Paul told the strong believers to protect the weak and be patient with them. He would do anything to keep people from falling from the faith. He wrote, “If what I eat causes my brother to fall into sin, I will never eat meat again.” (v.13) Jesus always helped the weak. He had to rebuke His own weak disciples and then encouraged them. He challenged a man for his lack of faith and then He healed his demon- possessed son to strengthen him. He told a woman at a well that she was sinning and then assured her that God had sent Him to save her from her sins. He had a love for all people, even for us while we were still apart from God.
Should we do any less for others, especially for Christians? Christ told us, “Whatever you did for one of the least of these brothers of mine, you did for me.” (Matthew 25:40)

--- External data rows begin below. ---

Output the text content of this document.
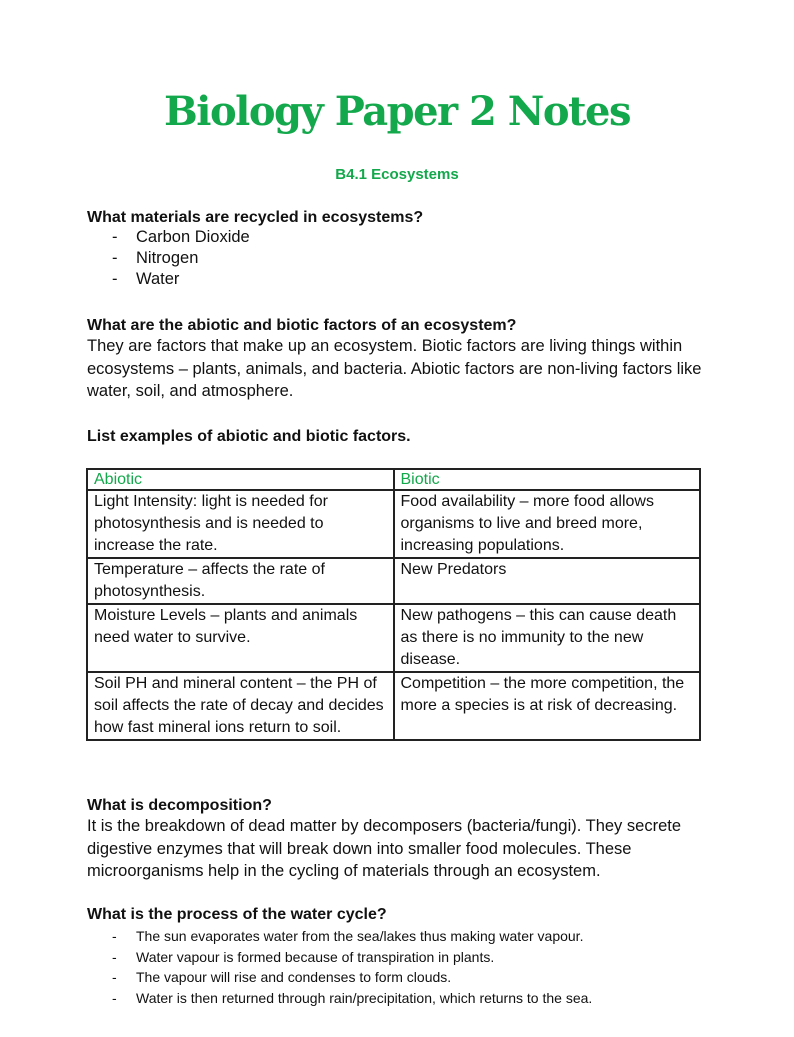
Biology Paper 2 Notes
B4.1 Ecosystems
What materials are recycled in ecosystems?
- Carbon Dioxide
- Nitrogen
- Water
What are the abiotic and biotic factors of an ecosystem?
They are factors that make up an ecosystem. Biotic factors are living things within ecosystems – plants, animals, and bacteria. Abiotic factors are non-living factors like water, soil, and atmosphere.
List examples of abiotic and biotic factors.
Abiotic	Biotic
Light Intensity: light is needed for photosynthesis and is needed to increase the rate.	Food availability – more food allows organisms to live and breed more, increasing populations.
Temperature – affects the rate of photosynthesis.	New Predators
Moisture Levels – plants and animals need water to survive.	New pathogens – this can cause death as there is no immunity to the new disease.
Soil PH and mineral content – the PH of soil affects the rate of decay and decides how fast mineral ions return to soil.	Competition – the more competition, the more a species is at risk of decreasing.
What is decomposition?
It is the breakdown of dead matter by decomposers (bacteria/fungi). They secrete digestive enzymes that will break down into smaller food molecules. These microorganisms help in the cycling of materials through an ecosystem.
What is the process of the water cycle?
- The sun evaporates water from the sea/lakes thus making water vapour.
- Water vapour is formed because of transpiration in plants.
- The vapour will rise and condenses to form clouds.
- Water is then returned through rain/precipitation, which returns to the sea.
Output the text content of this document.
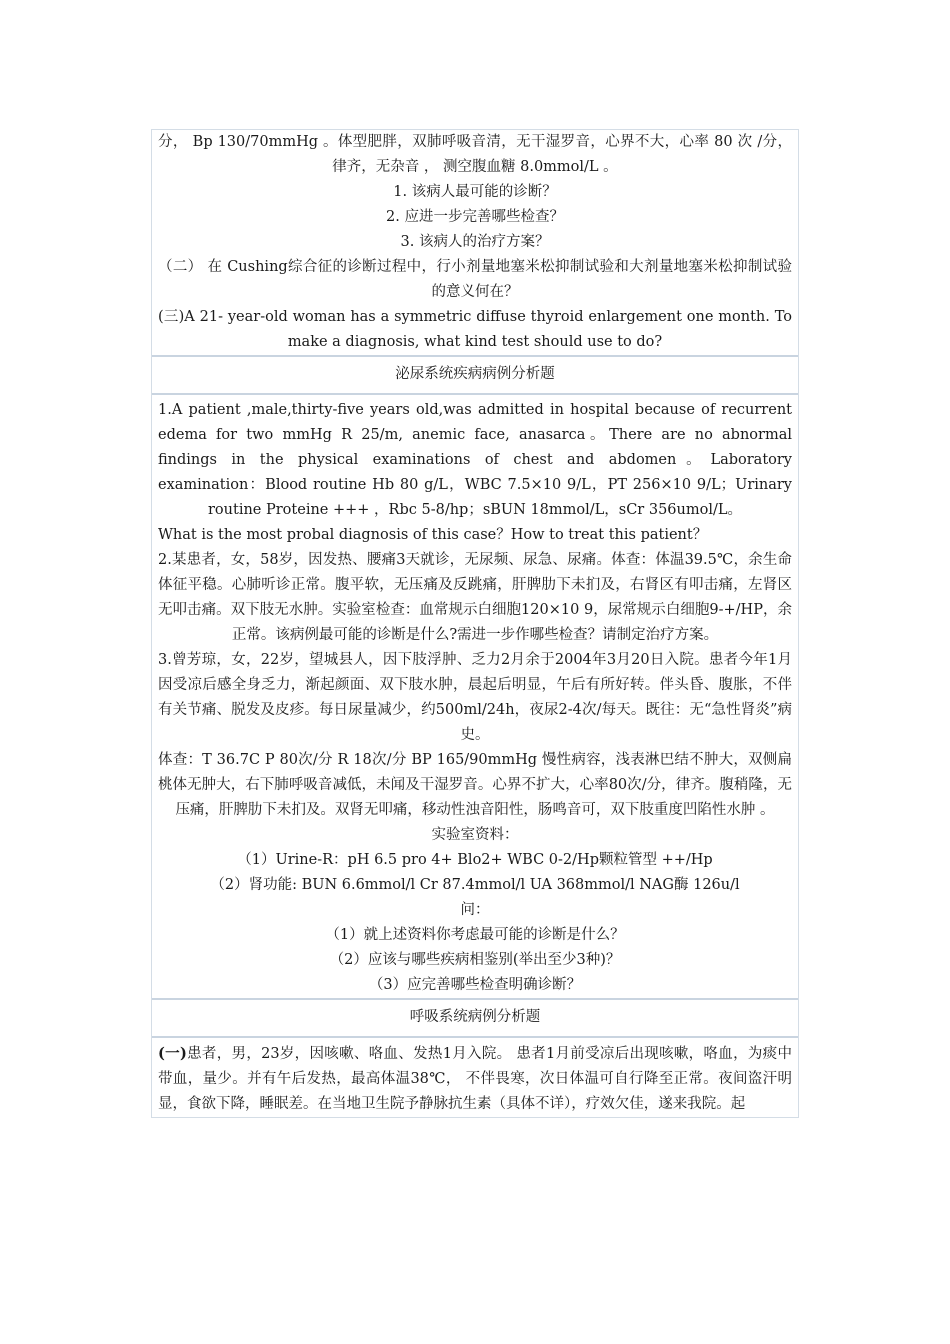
分， Bp 130/70mmHg 。体型肥胖，双肺呼吸音清，无干湿罗音，心界不大，心率 80 次 /分，律齐，无杂音 ， 测空腹血糖 8.0mmol/L 。

1. 该病人最可能的诊断？

2. 应进一步完善哪些检查？

3. 该病人的治疗方案？

（二） 在 Cushing综合征的诊断过程中，行小剂量地塞米松抑制试验和大剂量地塞米松抑制试验的意义何在？

(三)A 21- year-old woman has a symmetric diffuse thyroid enlargement one month. To make a diagnosis, what kind test should use to do?

泌尿系统疾病病例分析题

1.A patient ,male,thirty-five years old,was admitted in hospital because of recurrent edema for two mmHg R 25/m, anemic face, anasarca。There are no abnormal findings in the physical examinations of chest and abdomen。Laboratory examination：Blood routine Hb 80 g/L，WBC 7.5×10 9/L，PT 256×10 9/L；Urinary routine Proteine +++ ，Rbc 5-8/hp；sBUN 18mmol/L，sCr 356umol/L。

What is the most probal diagnosis of this case？How to treat this patient？

2.某患者，女，58岁，因发热、腰痛3天就诊，无尿频、尿急、尿痛。体查：体温39.5℃，余生命体征平稳。心肺听诊正常。腹平软，无压痛及反跳痛，肝脾肋下未扪及，右肾区有叩击痛，左肾区无叩击痛。双下肢无水肿。实验室检查：血常规示白细胞120×10 9，尿常规示白细胞9-+/HP，余正常。该病例最可能的诊断是什么?需进一步作哪些检查？请制定治疗方案。

3.曾芳琼，女，22岁，望城县人，因下肢浮肿、乏力2月余于2004年3月20日入院。患者今年1月因受凉后感全身乏力，渐起颜面、双下肢水肿，晨起后明显，午后有所好转。伴头昏、腹胀，不伴有关节痛、脱发及皮疹。每日尿量减少，约500ml/24h，夜尿2-4次/每天。既往：无“急性肾炎”病史。

体查：T 36.7C P 80次/分 R 18次/分 BP 165/90mmHg 慢性病容，浅表淋巴结不肿大，双侧扁桃体无肿大，右下肺呼吸音减低，未闻及干湿罗音。心界不扩大，心率80次/分，律齐。腹稍隆，无压痛，肝脾肋下未扪及。双肾无叩痛，移动性浊音阳性，肠鸣音可，双下肢重度凹陷性水肿 。

实验室资料：

（1）Urine-R：pH 6.5 pro 4+ Blo2+ WBC 0-2/Hp颗粒管型 ++/Hp

（2）肾功能: BUN 6.6mmol/l Cr 87.4mmol/l UA 368mmol/l NAG酶 126u/l

问：

（1）就上述资料你考虑最可能的诊断是什么？

（2）应该与哪些疾病相鉴别(举出至少3种)？

（3）应完善哪些检查明确诊断？

呼吸系统病例分析题

(一)患者，男，23岁，因咳嗽、咯血、发热1月入院。 患者1月前受凉后出现咳嗽，咯血，为痰中带血，量少。并有午后发热，最高体温38℃， 不伴畏寒，次日体温可自行降至正常。夜间盗汗明显，食欲下降，睡眠差。在当地卫生院予静脉抗生素（具体不详），疗效欠佳，遂来我院。起
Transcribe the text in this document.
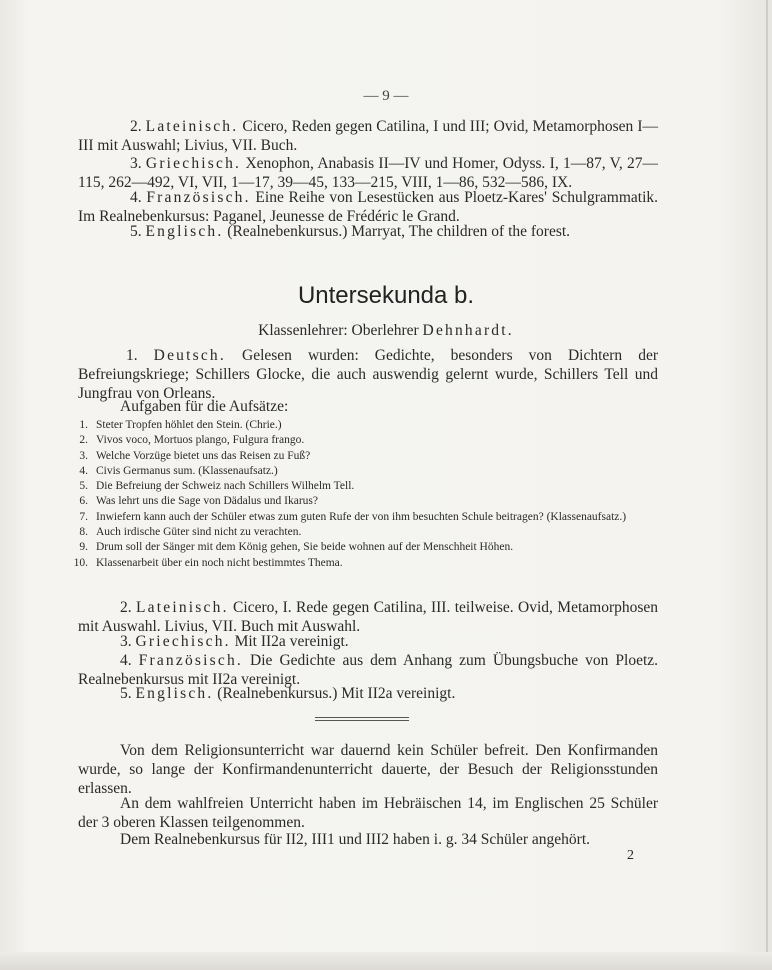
— 9 —

2. Lateinisch. Cicero, Reden gegen Catilina, I und III; Ovid, Metamorphosen I—III mit Auswahl; Livius, VII. Buch.

3. Griechisch. Xenophon, Anabasis II—IV und Homer, Odyss. I, 1—87, V, 27—115, 262—492, VI, VII, 1—17, 39—45, 133—215, VIII, 1—86, 532—586, IX.

4. Französisch. Eine Reihe von Lesestücken aus Ploetz-Kares' Schulgrammatik. Im Realnebenkursus: Paganel, Jeunesse de Frédéric le Grand.

5. Englisch. (Realnebenkursus.) Marryat, The children of the forest.

Untersekunda b.

Klassenlehrer: Oberlehrer Dehnhardt.

1. Deutsch. Gelesen wurden: Gedichte, besonders von Dichtern der Befreiungskriege; Schillers Glocke, die auch auswendig gelernt wurde, Schillers Tell und Jungfrau von Orleans.

Aufgaben für die Aufsätze:

1. Steter Tropfen höhlet den Stein. (Chrie.)
2. Vivos voco, Mortuos plango, Fulgura frango.
3. Welche Vorzüge bietet uns das Reisen zu Fuß?
4. Civis Germanus sum. (Klassenaufsatz.)
5. Die Befreiung der Schweiz nach Schillers Wilhelm Tell.
6. Was lehrt uns die Sage von Dädalus und Ikarus?
7. Inwiefern kann auch der Schüler etwas zum guten Rufe der von ihm besuchten Schule beitragen? (Klassenaufsatz.)
8. Auch irdische Güter sind nicht zu verachten.
9. Drum soll der Sänger mit dem König gehen, Sie beide wohnen auf der Menschheit Höhen.
10. Klassenarbeit über ein noch nicht bestimmtes Thema.

2. Lateinisch. Cicero, I. Rede gegen Catilina, III. teilweise. Ovid, Metamorphosen mit Auswahl. Livius, VII. Buch mit Auswahl.

3. Griechisch. Mit II2a vereinigt.

4. Französisch. Die Gedichte aus dem Anhang zum Übungsbuche von Ploetz. Realnebenkursus mit II2a vereinigt.

5. Englisch. (Realnebenkursus.) Mit II2a vereinigt.

Von dem Religionsunterricht war dauernd kein Schüler befreit. Den Konfirmanden wurde, so lange der Konfirmandenunterricht dauerte, der Besuch der Religionsstunden erlassen.

An dem wahlfreien Unterricht haben im Hebräischen 14, im Englischen 25 Schüler der 3 oberen Klassen teilgenommen.

Dem Realnebenkursus für II2, III1 und III2 haben i. g. 34 Schüler angehört.

2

Life will never be perfect in this world. That’s why Jesus died and rose to open the doors of heaven to us and to all believers. By God’s grace, someday we’ll have perfect love in heaven. I mentioned earlier about the two women who offended the girl. Let’s assume that the two women repented of their offense against Christ (He is the one they truly offended) and by God’s grace through faith in Him they entered heaven when they died. What a surprise they would have when one day that woman who had been the rebellious teen also entered heaven! As she was fighting cancer in her last days at the hospital that chaplain had talked with her. She confessed her sins, trusted in Christ forgiveness, and died as a child of God. Would things be uncomfortable as the three met in heaven? No! There is no sin or grudges in heaven, but only a perfect love and understanding. When we get to heaven, we too have many joyful reunions with parents and others who helped us along the way. And we will later meet Christians who we helped through times of weakness. For now, we are to receive Christ’s love in the Gospel so we can grow in wisdom, knowledge and love. We live in the freedom of Christ’s forgiveness and we will help others know that same love. Amen.